We step back together, use words with care, lightly, with curiosity meeting their utterance with openness no matter which direction they come from. Between us a generous, kind, loving, support colors the evening. People smoke, drink, sit, lye about turning up in all sorts of states sometimes high, sometimes sad, ecstatic and we tell it all as is there and then and from the heart of things. We are definitely a badass Buddhist Sangha. We could be labeled very Zen. Very 21st century rebel lot slightly ragged, super free and very, very welcoming. Hardly sweet or agreeable. I remember cut throat arguments on the importance of semiology, deconstruction, teleological reasoning, paradigm shifting, communism, crypto and technology that impassioned us with great disturbance that lingered over the entire week. I remember waking up in the night and sitting with stuff people had said, emailing them in the morning and holding this disturbance with immense interest and attachment to its brilliance. I remember being touched, being torn, being folded over by the wisdom and the lives of our tiny bad sangha.
I sit in this contemplative space – I truly hate the word contemplative because it conjures up practices of a variety of religious behaviors but have no better. Google gives a possible meaning as ‘expressing or involving prolonged thought’ so I persevere with it. Whatever ‘prolonged thought’ might actually look like! In Croatian I make a difference between raz-misliti i misliti. There are clear forms of of types of thinking in everyday language: one that beholds the subject without outcome as in the making of judgment or opinion (could be thought of as ‘prolonged’); and the other raz-misliti takes place in the middle of an action, project or endeavor as in one needs to razmisliti how to make a chair (unprolongued problem solving thinking) whereas ‘misliti’ involves deciding whether to go to the beach, razmisliti creates a business proposition or a legal decision.
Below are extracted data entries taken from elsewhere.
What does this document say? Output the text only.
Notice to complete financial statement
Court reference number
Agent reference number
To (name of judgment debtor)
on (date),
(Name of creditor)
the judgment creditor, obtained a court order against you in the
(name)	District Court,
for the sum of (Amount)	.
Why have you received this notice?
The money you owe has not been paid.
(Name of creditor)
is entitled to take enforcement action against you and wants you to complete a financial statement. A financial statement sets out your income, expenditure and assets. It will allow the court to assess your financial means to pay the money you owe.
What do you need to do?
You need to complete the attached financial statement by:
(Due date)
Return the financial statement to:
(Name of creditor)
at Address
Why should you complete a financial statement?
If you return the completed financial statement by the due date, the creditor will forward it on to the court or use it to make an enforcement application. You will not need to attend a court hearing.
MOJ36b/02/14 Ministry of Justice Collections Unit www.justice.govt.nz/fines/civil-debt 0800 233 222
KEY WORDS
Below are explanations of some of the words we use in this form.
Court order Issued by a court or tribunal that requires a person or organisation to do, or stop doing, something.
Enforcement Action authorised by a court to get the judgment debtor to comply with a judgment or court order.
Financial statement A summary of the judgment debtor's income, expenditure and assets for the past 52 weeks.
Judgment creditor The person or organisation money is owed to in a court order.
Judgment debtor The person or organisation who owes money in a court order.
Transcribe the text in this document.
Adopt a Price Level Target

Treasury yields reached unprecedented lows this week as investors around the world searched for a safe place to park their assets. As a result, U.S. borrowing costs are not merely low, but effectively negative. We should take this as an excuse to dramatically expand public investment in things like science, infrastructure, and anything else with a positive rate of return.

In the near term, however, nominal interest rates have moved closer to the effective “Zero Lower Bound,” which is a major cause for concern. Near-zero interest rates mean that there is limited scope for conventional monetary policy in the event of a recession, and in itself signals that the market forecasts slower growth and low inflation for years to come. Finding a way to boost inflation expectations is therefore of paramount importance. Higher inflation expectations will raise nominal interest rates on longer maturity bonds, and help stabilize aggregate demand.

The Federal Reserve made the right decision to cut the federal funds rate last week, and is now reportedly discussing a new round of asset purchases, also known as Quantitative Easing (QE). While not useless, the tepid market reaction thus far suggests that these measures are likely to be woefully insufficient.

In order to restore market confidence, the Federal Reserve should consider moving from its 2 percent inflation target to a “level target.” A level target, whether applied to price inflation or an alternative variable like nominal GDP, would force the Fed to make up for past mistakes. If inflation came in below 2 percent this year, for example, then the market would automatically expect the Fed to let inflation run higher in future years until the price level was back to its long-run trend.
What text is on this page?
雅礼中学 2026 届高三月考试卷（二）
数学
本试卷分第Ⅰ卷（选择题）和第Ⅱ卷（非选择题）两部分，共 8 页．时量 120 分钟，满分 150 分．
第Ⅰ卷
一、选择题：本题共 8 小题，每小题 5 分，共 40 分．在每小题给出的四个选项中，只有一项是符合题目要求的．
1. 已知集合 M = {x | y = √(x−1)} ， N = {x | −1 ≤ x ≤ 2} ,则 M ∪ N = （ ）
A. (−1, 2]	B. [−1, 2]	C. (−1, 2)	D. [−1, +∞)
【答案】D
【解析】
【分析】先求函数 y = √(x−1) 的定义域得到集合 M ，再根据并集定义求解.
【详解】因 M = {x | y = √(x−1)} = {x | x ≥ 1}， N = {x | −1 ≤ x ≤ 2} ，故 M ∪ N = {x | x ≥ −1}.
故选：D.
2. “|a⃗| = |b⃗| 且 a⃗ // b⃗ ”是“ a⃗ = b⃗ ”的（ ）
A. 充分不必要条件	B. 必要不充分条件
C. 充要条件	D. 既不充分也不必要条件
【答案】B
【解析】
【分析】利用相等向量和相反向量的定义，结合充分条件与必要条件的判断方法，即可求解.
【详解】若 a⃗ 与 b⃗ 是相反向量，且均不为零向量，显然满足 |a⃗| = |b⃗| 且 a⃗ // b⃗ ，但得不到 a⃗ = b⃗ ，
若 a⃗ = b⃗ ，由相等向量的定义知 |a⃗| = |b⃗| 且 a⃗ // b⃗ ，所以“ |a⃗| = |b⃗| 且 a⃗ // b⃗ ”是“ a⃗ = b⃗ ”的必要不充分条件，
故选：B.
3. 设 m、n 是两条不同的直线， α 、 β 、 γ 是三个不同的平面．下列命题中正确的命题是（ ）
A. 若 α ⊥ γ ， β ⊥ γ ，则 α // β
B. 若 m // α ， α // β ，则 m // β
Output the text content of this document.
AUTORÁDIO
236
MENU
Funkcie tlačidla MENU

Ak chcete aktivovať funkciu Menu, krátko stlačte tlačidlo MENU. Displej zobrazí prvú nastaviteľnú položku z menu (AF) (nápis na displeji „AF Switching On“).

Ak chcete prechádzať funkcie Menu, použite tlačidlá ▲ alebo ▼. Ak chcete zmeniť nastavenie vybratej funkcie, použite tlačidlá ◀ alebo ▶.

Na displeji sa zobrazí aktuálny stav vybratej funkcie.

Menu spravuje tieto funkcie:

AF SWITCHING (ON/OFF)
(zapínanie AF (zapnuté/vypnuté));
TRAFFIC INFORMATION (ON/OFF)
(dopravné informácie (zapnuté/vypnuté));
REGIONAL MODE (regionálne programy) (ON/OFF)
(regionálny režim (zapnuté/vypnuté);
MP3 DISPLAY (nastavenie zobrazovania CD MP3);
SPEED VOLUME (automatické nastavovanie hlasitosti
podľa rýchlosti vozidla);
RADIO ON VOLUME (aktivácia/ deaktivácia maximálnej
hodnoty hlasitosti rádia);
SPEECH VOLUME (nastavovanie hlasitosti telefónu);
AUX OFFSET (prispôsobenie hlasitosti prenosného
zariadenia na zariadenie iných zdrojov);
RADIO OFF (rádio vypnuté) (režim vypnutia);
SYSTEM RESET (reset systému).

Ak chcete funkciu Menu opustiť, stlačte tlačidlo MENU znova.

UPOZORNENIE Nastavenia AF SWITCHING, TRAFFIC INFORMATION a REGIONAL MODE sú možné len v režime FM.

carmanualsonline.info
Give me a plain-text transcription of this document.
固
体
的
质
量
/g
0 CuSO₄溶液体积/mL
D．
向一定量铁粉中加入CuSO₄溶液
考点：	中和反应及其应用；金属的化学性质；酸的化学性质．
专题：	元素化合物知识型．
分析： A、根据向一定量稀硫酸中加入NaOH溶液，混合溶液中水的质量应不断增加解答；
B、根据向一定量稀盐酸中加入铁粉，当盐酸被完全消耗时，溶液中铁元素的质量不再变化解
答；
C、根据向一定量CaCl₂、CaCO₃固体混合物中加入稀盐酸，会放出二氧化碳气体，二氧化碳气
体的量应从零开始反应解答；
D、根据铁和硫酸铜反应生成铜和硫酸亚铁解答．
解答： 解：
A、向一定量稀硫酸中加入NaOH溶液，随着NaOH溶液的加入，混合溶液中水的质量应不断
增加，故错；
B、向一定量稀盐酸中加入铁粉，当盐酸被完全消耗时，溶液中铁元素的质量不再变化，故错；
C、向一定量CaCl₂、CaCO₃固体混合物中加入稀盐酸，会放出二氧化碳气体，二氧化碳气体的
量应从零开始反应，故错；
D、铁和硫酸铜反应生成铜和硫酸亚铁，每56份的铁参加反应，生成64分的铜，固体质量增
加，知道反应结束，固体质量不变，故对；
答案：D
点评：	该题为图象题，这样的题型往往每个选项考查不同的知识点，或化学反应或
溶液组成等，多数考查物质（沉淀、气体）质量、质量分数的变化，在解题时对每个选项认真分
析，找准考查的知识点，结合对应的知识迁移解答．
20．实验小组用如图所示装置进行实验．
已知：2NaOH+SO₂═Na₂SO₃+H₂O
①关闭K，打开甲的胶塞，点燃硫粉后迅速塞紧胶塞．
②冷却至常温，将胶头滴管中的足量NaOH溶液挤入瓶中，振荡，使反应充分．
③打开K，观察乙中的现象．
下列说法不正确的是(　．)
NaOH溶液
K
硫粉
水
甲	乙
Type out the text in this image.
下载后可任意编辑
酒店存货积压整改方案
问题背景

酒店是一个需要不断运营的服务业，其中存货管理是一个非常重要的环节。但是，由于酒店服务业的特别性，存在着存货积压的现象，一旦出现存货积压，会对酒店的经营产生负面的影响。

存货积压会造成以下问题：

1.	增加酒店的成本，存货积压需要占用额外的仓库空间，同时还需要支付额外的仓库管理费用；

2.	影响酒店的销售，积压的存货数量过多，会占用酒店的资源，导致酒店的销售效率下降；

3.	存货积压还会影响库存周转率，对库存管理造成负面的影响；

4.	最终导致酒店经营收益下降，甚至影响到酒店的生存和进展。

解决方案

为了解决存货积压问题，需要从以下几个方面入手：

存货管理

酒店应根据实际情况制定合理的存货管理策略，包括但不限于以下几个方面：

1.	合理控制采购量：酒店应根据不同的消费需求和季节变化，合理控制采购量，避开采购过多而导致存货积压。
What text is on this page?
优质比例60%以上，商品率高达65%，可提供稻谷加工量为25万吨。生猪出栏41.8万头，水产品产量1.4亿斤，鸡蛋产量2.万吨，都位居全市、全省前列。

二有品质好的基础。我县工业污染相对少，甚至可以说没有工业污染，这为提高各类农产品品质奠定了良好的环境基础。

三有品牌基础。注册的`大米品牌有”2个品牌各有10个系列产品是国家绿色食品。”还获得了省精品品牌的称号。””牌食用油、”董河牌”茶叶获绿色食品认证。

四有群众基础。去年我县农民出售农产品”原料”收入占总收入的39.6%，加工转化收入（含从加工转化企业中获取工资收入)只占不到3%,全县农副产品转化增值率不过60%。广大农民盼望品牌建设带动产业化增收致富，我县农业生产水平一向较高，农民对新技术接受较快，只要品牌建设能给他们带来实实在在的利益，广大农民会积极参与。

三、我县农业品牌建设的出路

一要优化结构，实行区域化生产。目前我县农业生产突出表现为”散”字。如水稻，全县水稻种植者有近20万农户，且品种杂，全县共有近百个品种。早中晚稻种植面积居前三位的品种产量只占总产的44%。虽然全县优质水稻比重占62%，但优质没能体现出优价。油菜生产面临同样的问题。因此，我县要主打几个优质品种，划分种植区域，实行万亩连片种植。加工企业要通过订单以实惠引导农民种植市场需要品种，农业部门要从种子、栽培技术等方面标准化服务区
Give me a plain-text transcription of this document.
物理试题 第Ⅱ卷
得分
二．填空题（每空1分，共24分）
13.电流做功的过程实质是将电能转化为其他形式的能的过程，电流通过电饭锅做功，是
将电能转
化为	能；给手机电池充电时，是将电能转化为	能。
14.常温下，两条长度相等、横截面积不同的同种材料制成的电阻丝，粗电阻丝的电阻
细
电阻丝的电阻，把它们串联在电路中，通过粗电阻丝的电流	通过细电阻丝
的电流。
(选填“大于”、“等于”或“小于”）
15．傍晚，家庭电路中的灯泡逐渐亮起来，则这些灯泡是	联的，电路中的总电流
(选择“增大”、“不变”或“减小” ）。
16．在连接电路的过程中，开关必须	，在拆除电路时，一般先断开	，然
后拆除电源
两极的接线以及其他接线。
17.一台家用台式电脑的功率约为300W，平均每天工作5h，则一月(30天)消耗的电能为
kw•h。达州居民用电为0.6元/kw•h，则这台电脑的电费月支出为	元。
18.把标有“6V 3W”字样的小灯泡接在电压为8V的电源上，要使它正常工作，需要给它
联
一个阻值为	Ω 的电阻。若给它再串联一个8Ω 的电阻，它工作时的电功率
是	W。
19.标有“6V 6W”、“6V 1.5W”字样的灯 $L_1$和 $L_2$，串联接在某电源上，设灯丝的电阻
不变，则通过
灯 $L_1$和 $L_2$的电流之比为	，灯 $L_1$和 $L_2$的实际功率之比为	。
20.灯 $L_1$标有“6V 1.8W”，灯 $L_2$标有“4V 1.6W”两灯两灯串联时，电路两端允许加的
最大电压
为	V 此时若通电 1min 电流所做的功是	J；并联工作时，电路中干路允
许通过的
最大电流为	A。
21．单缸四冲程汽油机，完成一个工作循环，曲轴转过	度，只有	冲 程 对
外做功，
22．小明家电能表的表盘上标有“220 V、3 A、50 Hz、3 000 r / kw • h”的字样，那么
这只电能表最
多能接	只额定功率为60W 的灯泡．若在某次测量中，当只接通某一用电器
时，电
Very simple.
I hope that in this group we use ‘contemplative’ not to evoke a deeply uncomfortable tradition of spiritual workers exploiting the illiterate masses with their sweet tongued persuasive, often fearful tinkerings about metaphysics and the ways of bettering the world. However I wouldn’t know. I personally wish we could disentangle from this deeply uncomfortable past and tradition without rewriting the meaning of the verb ‘to think’ from Anglo-Saxon to an Indo-European meaning but somehow I do not see this to be possible in the context of our gathering. What I do on Sunday nights with my, now dear friends, has no spiritual meaning whatsoever for me. I come and engage in this awkward enquiring practice because it offers me a peek into the human soul of my fellow travelers. I love the experience of being given the permission of thinking in other ways, thinking otherwise, and not struggling with the time continuum for a couple of hours each week at the present moment, not needing what is to be otherwise. It helps me sit. It opens my eyes to the infinite opportunities of catching the glimpses of our oneness, similarity and difference. I feel the practice of these ill-named gatherings has given me insight to begin loving more humans over and over again, afresh with an open mind and one huge listening ear. And this is truly exhilarating.